Bruce Vaughan of Queensland Sugar in Australia told an Oct. 10 news conference that subsidies and trade restrictions make sugar trade one of the most distorted in the world.

Yet it has not been a major item in previous efforts to negotiate trade liberalization.

"We believe there should be a broad agricultural trade liberalization deal and we are determined to make sugar a part of it," he said after a Banff meeting of the revitalized Global Alliance for Sugar Trade Reform and Liberalization.

It held its meeting in the Alberta resort town, hosted by Alberta's sugar beet producers, to coincide with an Oct. 11-12 Cairns Group meeting.

The alliance called for "fundamental reform" of trade rules to eliminate sugar export subsidies, production-distorting domestic support and border barriers.

Many of the world's sugar producers are in developing countries. They are hit hard when richer countries subsidize producers and drive down world prices, while erecting barriers to imports of cheaper sugar.

Phisit Pakkasem from the Federation of Thai Sugar Millers said a decline in sugar prices last year reduced incomes for Thailand's sugar farmers by $380 million (Cdn).

South African Sugar Association representative Tony Ardington noted that during the past three years, "the world price has fallen to the lowest it has ever been."

During those years, because of subsidy and protection, sugar production in the United States increased by two million tonnes.

Meanwhile, production fell in Brazil and Australia, which have lower production costs, because prices were too low and there was little government support.

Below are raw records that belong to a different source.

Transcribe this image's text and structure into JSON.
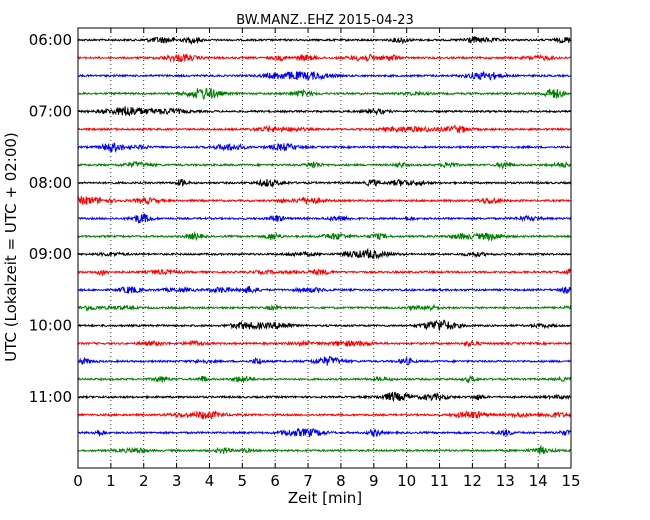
{
  "chart_data": {
    "type": "line",
    "title": "BW.MANZ..EHZ 2015-04-23",
    "xlabel": "Zeit  [min]",
    "ylabel": "UTC (Lokalzeit = UTC + 02:00)",
    "xlim": [
      0,
      15
    ],
    "x_ticks": [
      "0",
      "1",
      "2",
      "3",
      "4",
      "5",
      "6",
      "7",
      "8",
      "9",
      "10",
      "11",
      "12",
      "13",
      "14",
      "15"
    ],
    "y_ticks": [
      "06:00",
      "07:00",
      "08:00",
      "09:00",
      "10:00",
      "11:00"
    ],
    "grid": "vertical dotted",
    "colors": [
      "#000000",
      "#ff0000",
      "#0000ff",
      "#008000"
    ],
    "traces_start": "06:00",
    "trace_interval_minutes": 15,
    "trace_count": 24
  }
}
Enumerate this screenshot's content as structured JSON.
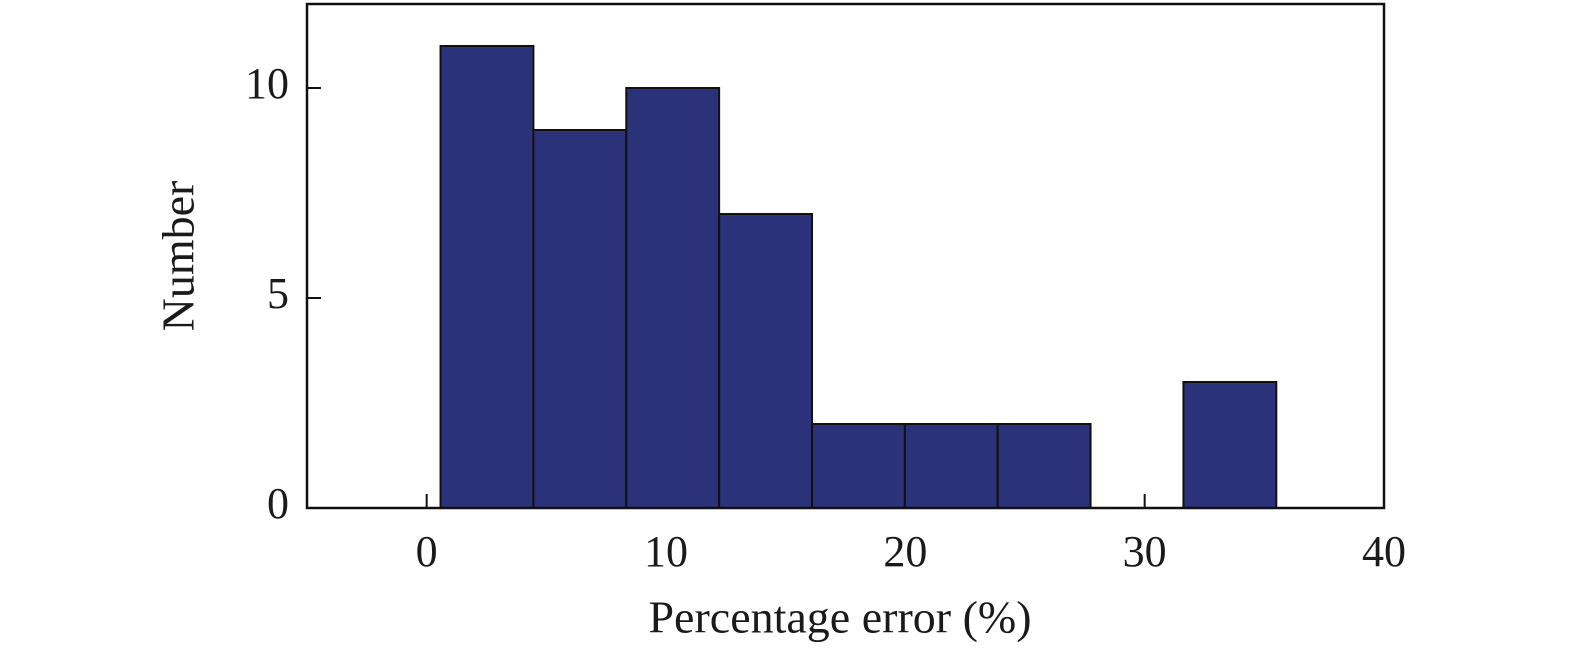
{
  "chart_data": {
    "type": "histogram",
    "xlabel": "Percentage error (%)",
    "ylabel": "Number",
    "bins": [
      0.58,
      4.46,
      8.34,
      12.22,
      16.1,
      19.98,
      23.86,
      27.74,
      31.62,
      35.5
    ],
    "values": [
      11,
      9,
      10,
      7,
      2,
      2,
      2,
      0,
      3
    ],
    "color": "#2b327a",
    "xlim": [
      -5,
      40
    ],
    "ylim": [
      0,
      12
    ],
    "xticks": [
      0,
      10,
      20,
      30,
      40
    ],
    "yticks": [
      0,
      5,
      10
    ]
  }
}
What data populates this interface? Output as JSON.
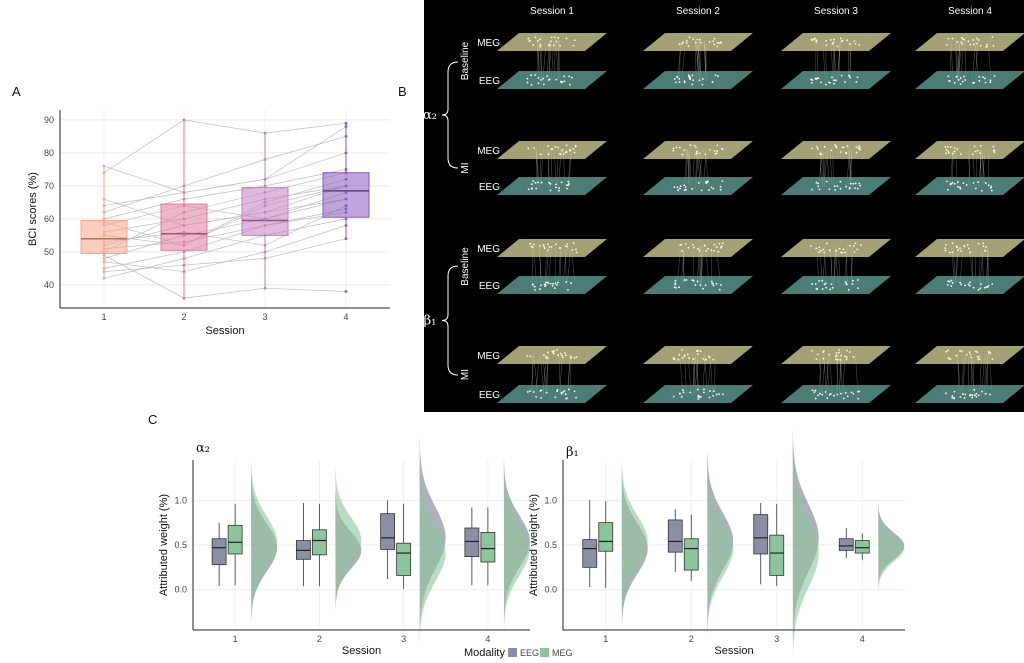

If this trend continues, Ardington complained, "you will get a situation where production will be concentrated in the highest cost and least efficient countries."

Vaughan, who is chair of the international alliance, estimated that sugar prices would increase 40 percent if trade distortions ended.

In its communiqué and in many of the members' comments, much of the criticism was aimed at the European Union.

However, Sandra Marsden of the Canadian Sugar Institute said the Americans also limit imports and produce a subsidized surplus that could flood the Canadian market if the Canadian International Trade Tribunal drops a protective tariff now under review next month. That would devastate Alberta's sugar beet industry.

"We agree the Europeans depress prices with their production, but we have problems with the Americans as well."